I think the beauty of herbalism is its ability to connect us back to our roots. Humans and plants have evolved side by side since our existence began but somewhere along the way we seem to have lost touch with the plants and the wild. Herbalism is a way to reconnect with that wildness and once you find that connection, you’ll never look back, it’s soul healing.
What is one piece of advice you’d give someone who is just beginning their journey with healing herbs?
Pick one herb and get to know it well. How many different ways can you use the herb? What does it taste like and how do you feel after ingesting it? Does it have any topical uses? Where does it grow and what country is it from? Did any traditional cultures use the herb?

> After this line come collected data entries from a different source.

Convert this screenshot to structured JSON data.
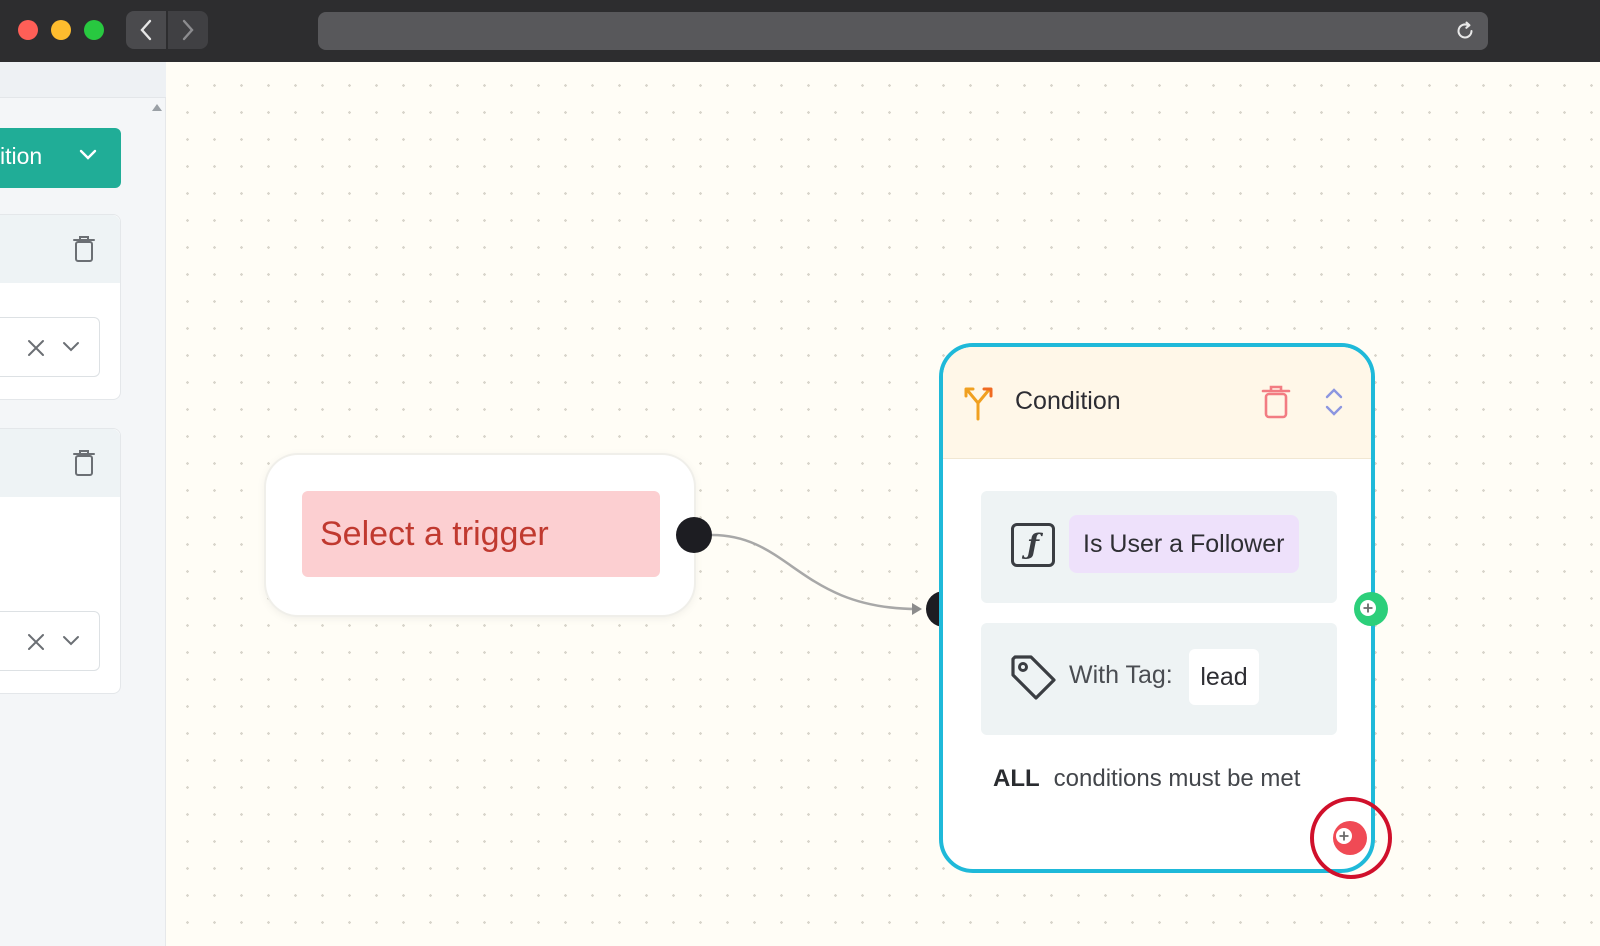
{
  "browser": {
    "traffic_lights": [
      "#ff5f57",
      "#febc2e",
      "#28c840"
    ],
    "back_icon": "chevron-left-icon",
    "forward_icon": "chevron-right-icon",
    "reload_icon": "reload-icon"
  },
  "sidebar": {
    "dropdown_label": "ition",
    "cards": [
      {
        "delete_icon": "trash-icon",
        "select_clear_icon": "close-icon",
        "select_expand_icon": "chevron-down-icon"
      },
      {
        "delete_icon": "trash-icon",
        "select_clear_icon": "close-icon",
        "select_expand_icon": "chevron-down-icon"
      }
    ]
  },
  "trigger_node": {
    "label": "Select a trigger"
  },
  "condition_node": {
    "title": "Condition",
    "rules": [
      {
        "type": "function",
        "label": "Is User a Follower"
      },
      {
        "type": "tag",
        "label": "With Tag:",
        "value": "lead"
      }
    ],
    "match_mode": "ALL",
    "match_text": "conditions must be met"
  },
  "colors": {
    "accent": "#20ad97",
    "node_border": "#1fb9d9",
    "port_true": "#2ccf7a",
    "port_false": "#f04a55",
    "highlight": "#d0102b",
    "trigger_bg": "#fccfd1"
  }
}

Just knowing one herb intimately can really open your eyes to power of herbs.
Why does herbalism / healing plants inspire you?
Watching the ability of plants to bring balance back to the body continually motivates and inspires me to learn more. I am forever a student of herbal medicine. There is so much to know and so many wonderful people (and plants!) to learn from.
Anything else you’d like to share with our Happy Herb community?
As I am fairly new here, I’m really looking forward to getting to know the Happy Herb community. Please don’t by shy, reach out if you have any burning questions related to herbs and let us learn about them together.
Learning more about herbs is so empowering. It doesn’t take long before we begin to realise that we have access to a wealth of wonderful medicines just outside our front doors.